Like many of the classic horrors, Phantasm’s plot can be boiled down to something simple: Teenage Mike (A. Michael Baldwin) starts seeing oddities related to the mausoleum in town and a creepy tall man (Angus Scrimm) who seems to hang out there. He shares his concern with his older brother, Jody (Bill Thornbury), but it’s brushed off as Mike’s inability to deal with the loss of their parents, and the likely impending departure of his brother. Soon enough, though, the weirdness is too much to ignore, and Jody and his friend Reggie (Reggie Bannister) are doing what they can to stop the Tall Man, who turns out to be up to a lot more than they (or the viewers) could’ve possibly imagined.
Phantasm flows along this plot rather loosely, with character decisions happening suddenly after strange, dreamlike lulls. And those lulls can be a bit tedious. But carried along by the excellent Fred Myrow / Malcolm Seagrave Goblin-inspired score, once you’re familiar with the pace, the film casts its spell: carried along, viewing events through Mike’s eyes, memories flitting in and out via edits that retell past events in occasionally conflicting ways. Pleasingly, while Phantasm gives in to genre tropes of charging into danger, giggling girls and goofy friends, by the same token, everyone is actually pretty competent, and when Jody is presented with proof of Mike’s findings, he’s quick to switch gears to TCB. Also: The blood-spurting orb scene is darkly comedic, but it also cannot be beaten as an original visual, and the same goes for the mausoleum set, which is nightmare inducing from the get-go.
For some reason, Phantasm seems to get glossed over in the Nightmare On Elm Street, Halloween, etc. classic franchise catalogue. But maybe that’s because it’s in a class of its own. Though low budget earmarkers and fly-by-the-seat-of-your-pants production prevent it from necessarily being perfect, Phantasm’s unique blend of tropes, camp, high concept, and surreality result in a truly lasting experience that still manages to deliver some effective jolts to this day.

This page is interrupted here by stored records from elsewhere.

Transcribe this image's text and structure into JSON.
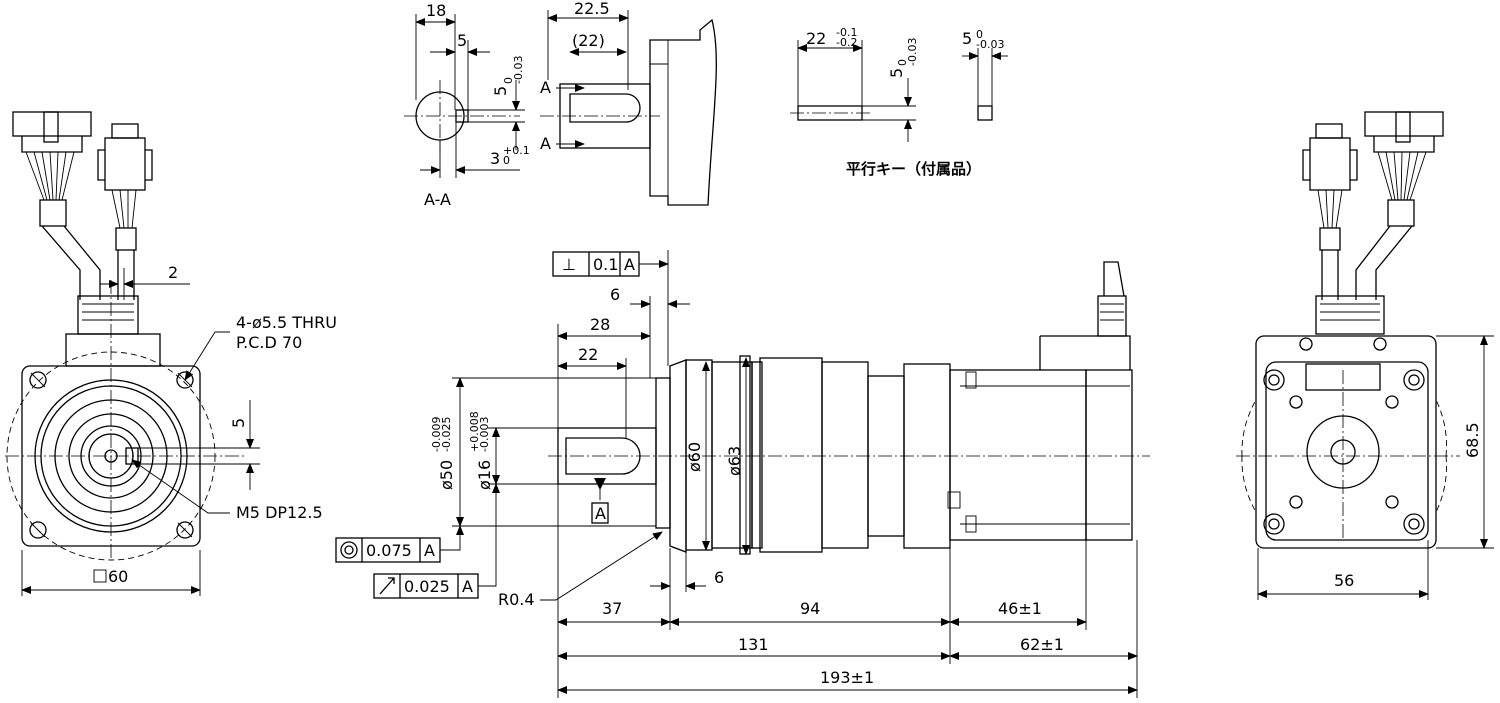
{
  "section_view": {
    "label": "A-A",
    "dims": {
      "shaft_len": "18",
      "key_depth": "5",
      "key_width": "5",
      "key_width_tol": "0\n-0.03",
      "key_height": "3",
      "key_height_tol": "+0.1\n0"
    }
  },
  "shaft_detail": {
    "dims": {
      "shaft_len": "22.5",
      "key_len": "(22)"
    },
    "section_marks": [
      "A",
      "A"
    ]
  },
  "parallel_key": {
    "caption": "平行キー（付属品）",
    "dims": {
      "length": "22",
      "length_tol_upper": "-0.1",
      "length_tol_lower": "-0.2",
      "height": "5",
      "height_tol": "0\n-0.03",
      "width": "5",
      "width_tol": "0\n-0.03"
    }
  },
  "front_view": {
    "hole_note": "4-ø5.5 THRU",
    "pcd_note": "P.C.D 70",
    "tap_note": "M5 DP12.5",
    "square_size": "60",
    "dim_2": "2",
    "dim_5": "5"
  },
  "side_view": {
    "perpendicularity": {
      "symbol": "⊥",
      "value": "0.1",
      "datum": "A"
    },
    "concentricity": {
      "value": "0.075",
      "datum": "A"
    },
    "runout": {
      "value": "0.025",
      "datum": "A"
    },
    "datum_label": "A",
    "radius_note": "R0.4",
    "dims": {
      "flange_gap": "6",
      "shaft_28": "28",
      "key_22": "22",
      "pilot_dia": "ø50",
      "pilot_tol": "-0.009\n-0.025",
      "shaft_dia": "ø16",
      "shaft_tol": "+0.008\n-0.003",
      "body_60": "ø60",
      "body_63": "ø63",
      "gap_6": "6",
      "len_37": "37",
      "len_94": "94",
      "len_46": "46±1",
      "len_131": "131",
      "len_62": "62±1",
      "len_193": "193±1"
    }
  },
  "rear_view": {
    "height": "68.5",
    "width": "56"
  }
}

Remaster / Blu-ray notes: The remaster is fantastic. I remember watching this on DVD some years back, and I’m blown away by the increased quality of the music and colors. The film already looked pretty good, as Coscarelli invested in the filming camera despite the budget, but there are so many iconic shots in this that the increased sharpness is a blessing. The extras are also pretty significant, though I’m not sure if they’re new to this edition: some archive interviews, TV spots, a Fangoria intro with Scrimm, home movies with commentary, and some bits and bobs of stills and trailers. (When even the home movies are interesting, you know it’s a worthwhile flick.) Two commentaries are included as well: one is apparently from the Laserdisc release, and one, as they mention Scrimm’s death, must’ve been for the remaster. There’s definite crossover between the two, but as the newer commentary has production folk instead of the actors, it has a few more technical details that are worthwhile. Definitely a worth-it blu-ray.